Türkiye İstatistik Kurumu tarafından açıklanan tüketici enflasyonu şubatta yüzde 54,44’le 20 yılın yeni zirvesinde. Ancak ekonomistler henüz zirvenin görülmediği konusunda hemfikir.
Enflasyonda bu yıl için zirve beklentisi yüzde 50’lerden yüzde 65’e doğru revize edilirken yıl sonu beklentileri de yüzde 35’li seviyelerden yüzde 45’e revize edilmeye başlandı.
Goldman Sachs veri sonrası yayımladığı raporda Türkiye’de enflasyonun nisanda yüzde 60’ı aşmasını, mayıs-haziranda yüzde 65 civarında zirve yapmasını, yılsonunda ise sınırlı düşüşle yüzde 45’e gerilemesini beklediğini belirtti.
‘YÜZDE 60-65’İ GÖREBİLİR’
Konu ile ilgili Reuters’ın değerlendirmelerini aktardığı Bürümcekçi Araştırma ve Danışmanlık Kurucu Ortağı Haluk Bürümcekçi veri sonrası notunda “TL’de bugüne göre daha fazla değer kaybının gözlenmediği durumda bile enflasyonun göreceği tepe noktasının yüzde 60-65 aralığına kadar ulaşabileceğini, sonrasındaki gerilemenin ise ancak yılın son iki ayında baz etkisi nedeni ile olabileceğini düşünüyoruz” dedi.
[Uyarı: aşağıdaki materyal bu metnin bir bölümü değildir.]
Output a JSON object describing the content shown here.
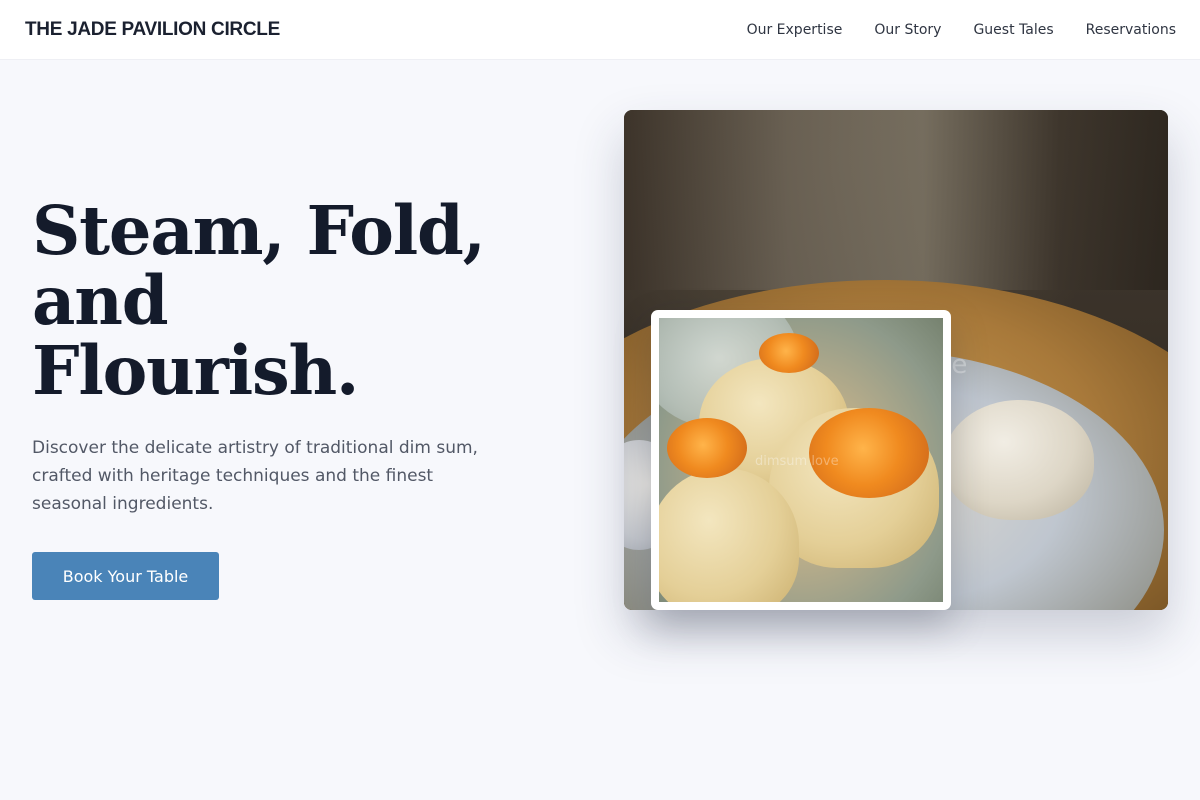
{
  "brand": {
    "name": "THE JADE PAVILION CIRCLE"
  },
  "nav": {
    "items": [
      {
        "label": "Our Expertise"
      },
      {
        "label": "Our Story"
      },
      {
        "label": "Guest Tales"
      },
      {
        "label": "Reservations"
      }
    ]
  },
  "hero": {
    "title_line1": "Steam, Fold,",
    "title_line2": "and Flourish.",
    "subtitle": "Discover the delicate artistry of traditional dim sum, crafted with heritage techniques and the finest seasonal ingredients.",
    "cta_label": "Book Your Table"
  },
  "images": {
    "main_watermark": "ve",
    "inset_watermark": "dimsum love"
  },
  "colors": {
    "page_background": "#f7f8fc",
    "nav_background": "#ffffff",
    "heading_text": "#141b2b",
    "body_text": "#525866",
    "cta_background": "#4a84b8",
    "cta_text": "#ffffff"
  }
}
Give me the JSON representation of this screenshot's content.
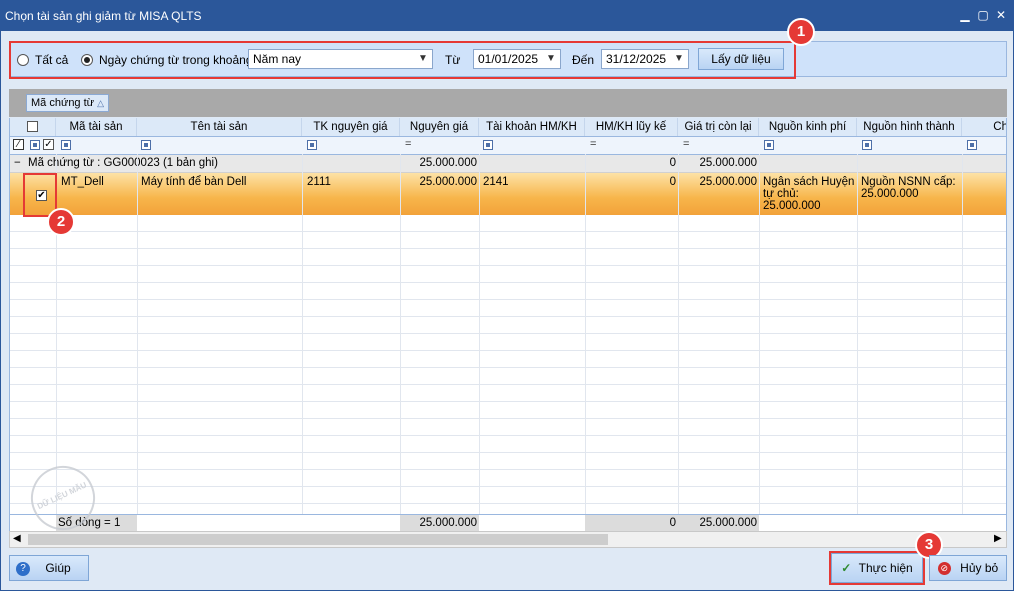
{
  "window": {
    "title": "Chọn tài sản ghi giảm từ MISA QLTS"
  },
  "filter": {
    "radio_all_label": "Tất cả",
    "radio_range_label": "Ngày chứng từ trong khoảng",
    "period_value": "Năm nay",
    "from_label": "Từ",
    "from_value": "01/01/2025",
    "to_label": "Đến",
    "to_value": "31/12/2025",
    "fetch_label": "Lấy dữ liệu"
  },
  "grouping": {
    "chip_label": "Mã chứng từ"
  },
  "grid": {
    "columns": [
      "Mã tài sản",
      "Tên tài sản",
      "TK nguyên giá",
      "Nguyên giá",
      "Tài khoản HM/KH",
      "HM/KH lũy kế",
      "Giá trị còn lại",
      "Nguồn kinh phí",
      "Nguồn hình thành",
      "Ch"
    ],
    "group_row": {
      "label": "Mã chứng từ : GG000023 (1 bản ghi)",
      "nguyen_gia": "25.000.000",
      "hm_kh": "0",
      "gia_tri_con_lai": "25.000.000"
    },
    "rows": [
      {
        "checked": true,
        "ma_tai_san": "MT_Dell",
        "ten_tai_san": "Máy tính để bàn Dell",
        "tk_nguyen_gia": "2111",
        "nguyen_gia": "25.000.000",
        "tai_khoan_hm": "2141",
        "hm_luy_ke": "0",
        "gia_tri_con_lai": "25.000.000",
        "nguon_kinh_phi_1": "Ngân sách Huyện",
        "nguon_kinh_phi_2": "tự chủ:",
        "nguon_kinh_phi_3": "25.000.000",
        "nguon_hinh_thanh_1": "Nguồn NSNN cấp:",
        "nguon_hinh_thanh_2": "25.000.000"
      }
    ],
    "footer": {
      "count": "Số dòng = 1",
      "nguyen_gia": "25.000.000",
      "hm_kh": "0",
      "gia_tri_con_lai": "25.000.000"
    }
  },
  "watermark": "DỮ LIỆU MẪU",
  "buttons": {
    "help": "Giúp",
    "execute": "Thực hiện",
    "cancel": "Hủy bỏ"
  },
  "badges": [
    "1",
    "2",
    "3"
  ],
  "colors": {
    "accent": "#2b579a",
    "highlight": "#e53935",
    "selection": "#f7b54a"
  }
}
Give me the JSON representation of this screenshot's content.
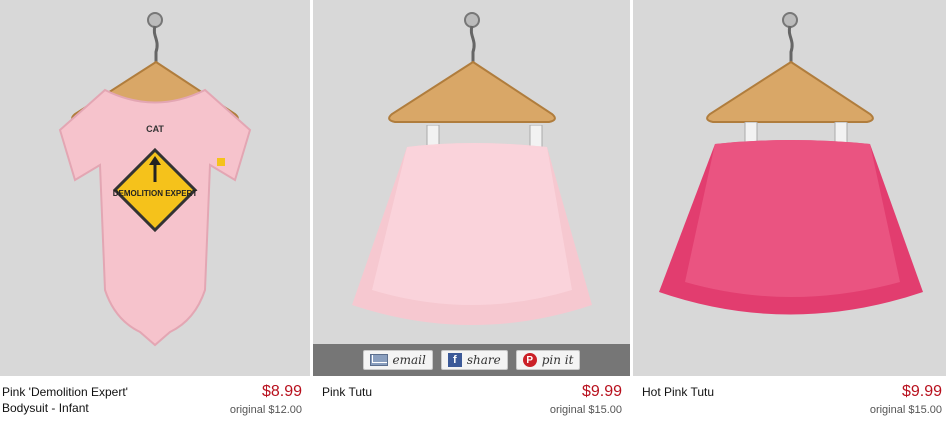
{
  "products": [
    {
      "title_line1": "Pink 'Demolition Expert'",
      "title_line2": "Bodysuit - Infant",
      "price": "$8.99",
      "original": "original $12.00",
      "sign_text": "DEMOLITION EXPERT",
      "brand": "CAT",
      "garment_color": "#f6c3cc"
    },
    {
      "title_line1": "Pink Tutu",
      "title_line2": "",
      "price": "$9.99",
      "original": "original $15.00",
      "garment_color": "#f9c6cf"
    },
    {
      "title_line1": "Hot Pink Tutu",
      "title_line2": "",
      "price": "$9.99",
      "original": "original $15.00",
      "garment_color": "#e23d6f"
    }
  ],
  "share": {
    "email": "email",
    "share": "share",
    "pin": "pin it"
  },
  "colors": {
    "price": "#b8101d",
    "photo_bg": "#d8d8d8"
  }
}
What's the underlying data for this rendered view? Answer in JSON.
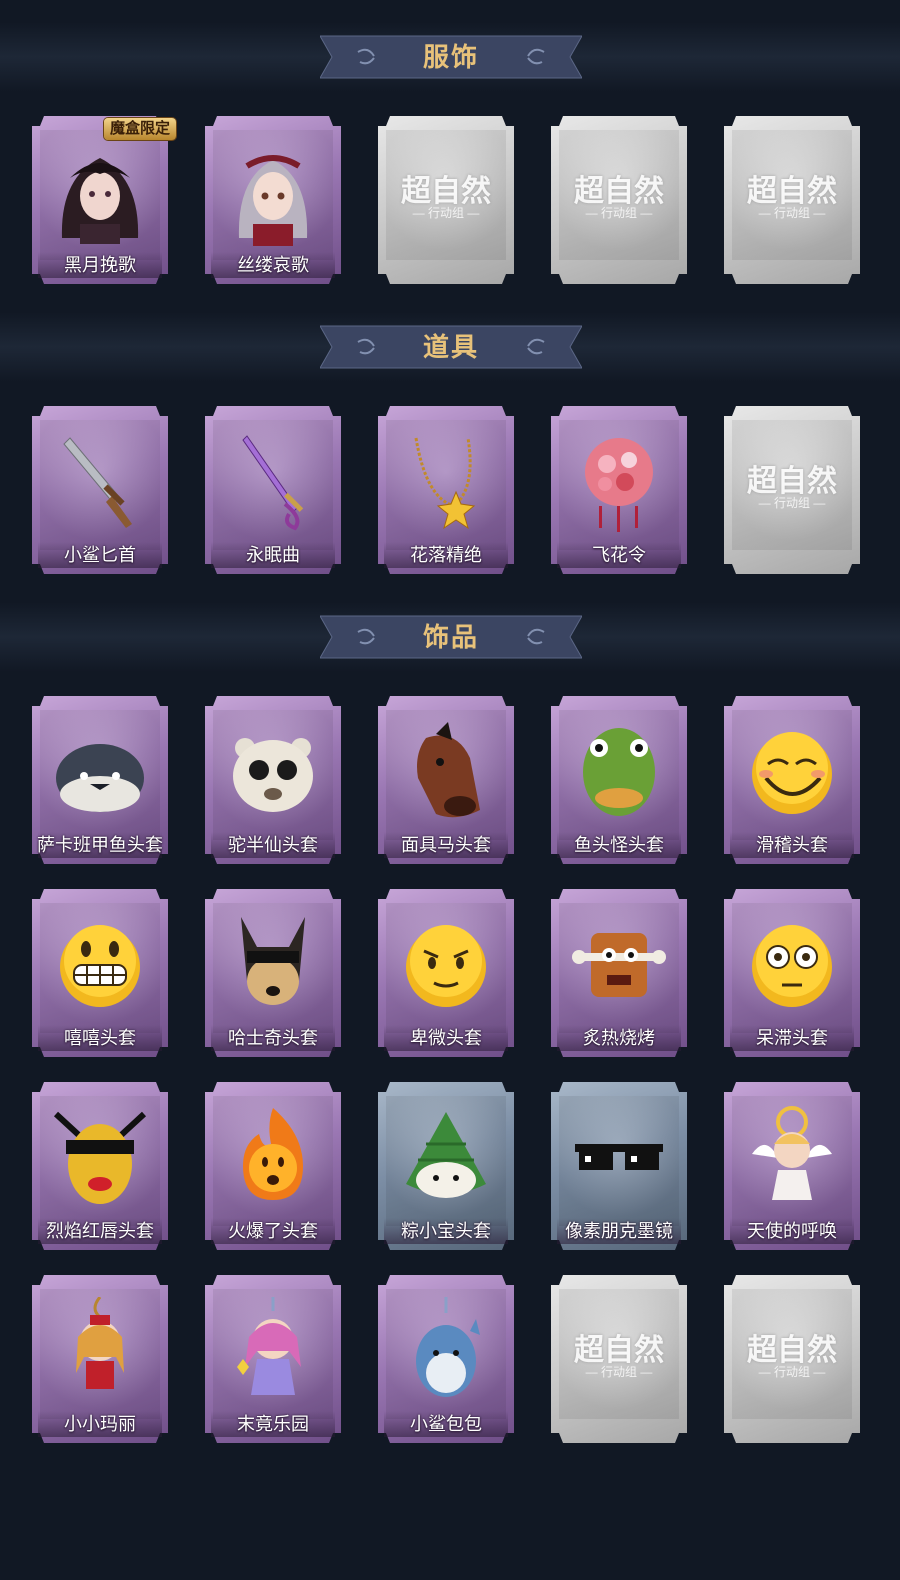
{
  "sections": [
    {
      "title": "服饰",
      "items": [
        {
          "label": "黑月挽歌",
          "style": "purple",
          "icon": "dark-lady-portrait",
          "badge": "魔盒限定"
        },
        {
          "label": "丝缕哀歌",
          "style": "purple",
          "icon": "red-lady-portrait"
        },
        {
          "label": "",
          "style": "empty",
          "icon": "placeholder-logo",
          "watermark": "超自然",
          "watermark_sub": "行动组"
        },
        {
          "label": "",
          "style": "empty",
          "icon": "placeholder-logo",
          "watermark": "超自然",
          "watermark_sub": "行动组"
        },
        {
          "label": "",
          "style": "empty",
          "icon": "placeholder-logo",
          "watermark": "超自然",
          "watermark_sub": "行动组"
        }
      ]
    },
    {
      "title": "道具",
      "items": [
        {
          "label": "小鲨匕首",
          "style": "purple",
          "icon": "shark-dagger"
        },
        {
          "label": "永眠曲",
          "style": "purple",
          "icon": "purple-sword"
        },
        {
          "label": "花落精绝",
          "style": "purple",
          "icon": "flower-necklace"
        },
        {
          "label": "飞花令",
          "style": "purple",
          "icon": "flower-ball"
        },
        {
          "label": "",
          "style": "empty",
          "icon": "placeholder-logo",
          "watermark": "超自然",
          "watermark_sub": "行动组"
        }
      ]
    },
    {
      "title": "饰品",
      "items": [
        {
          "label": "萨卡班甲鱼头套",
          "style": "purple",
          "icon": "fish-head"
        },
        {
          "label": "驼半仙头套",
          "style": "purple",
          "icon": "bear-sunglasses"
        },
        {
          "label": "面具马头套",
          "style": "purple",
          "icon": "horse-head"
        },
        {
          "label": "鱼头怪头套",
          "style": "purple",
          "icon": "green-fish-head"
        },
        {
          "label": "滑稽头套",
          "style": "purple",
          "icon": "funny-face"
        },
        {
          "label": "嘻嘻头套",
          "style": "purple",
          "icon": "grin-face"
        },
        {
          "label": "哈士奇头套",
          "style": "purple",
          "icon": "husky-sunglasses"
        },
        {
          "label": "卑微头套",
          "style": "purple",
          "icon": "humble-face"
        },
        {
          "label": "炙热烧烤",
          "style": "purple",
          "icon": "bbq-meat"
        },
        {
          "label": "呆滞头套",
          "style": "purple",
          "icon": "dazed-face"
        },
        {
          "label": "烈焰红唇头套",
          "style": "purple",
          "icon": "yellow-mask-sunglasses"
        },
        {
          "label": "火爆了头套",
          "style": "purple",
          "icon": "fire-face"
        },
        {
          "label": "粽小宝头套",
          "style": "blue",
          "icon": "zongzi-face"
        },
        {
          "label": "像素朋克墨镜",
          "style": "blue",
          "icon": "pixel-sunglasses"
        },
        {
          "label": "天使的呼唤",
          "style": "purple",
          "icon": "angel-doll"
        },
        {
          "label": "小小玛丽",
          "style": "purple",
          "icon": "mary-doll-charm"
        },
        {
          "label": "末竟乐园",
          "style": "purple",
          "icon": "fairy-doll-charm"
        },
        {
          "label": "小鲨包包",
          "style": "purple",
          "icon": "shark-bag-charm"
        },
        {
          "label": "",
          "style": "empty",
          "icon": "placeholder-logo",
          "watermark": "超自然",
          "watermark_sub": "行动组"
        },
        {
          "label": "",
          "style": "empty",
          "icon": "placeholder-logo",
          "watermark": "超自然",
          "watermark_sub": "行动组"
        }
      ]
    }
  ],
  "colors": {
    "background": "#111824",
    "banner": "#3b4562",
    "title": "#e8c27a",
    "card_purple": "#9a77b3",
    "card_blue": "#7c8ea5",
    "card_empty": "#c9c9c9"
  }
}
YIL SONU ENFLASYON TAHMİNLERİ DE GÜNCELLENDİ
HSBC Portföy Yönetim Baş ekonomisti İbrahim Aksoy ise enflasyon tahminini yukarı yönlü değiştirdi. Aksoy Twitter hesabından yaptığı değerlendirmede, “TL'de değer kaybının gecikmeli etkileri, küresel olarak artan enerji ve diğer emtia fiyatları, yurtiçinde reel faizlerin negatif bölgede bulunması ve fiyatlama davranışlarında bozulma 12-aylık TÜFE enflasyonunun Mayıs'ta yüzde 60'ı aşabileceğine işaret ediyor” dedi.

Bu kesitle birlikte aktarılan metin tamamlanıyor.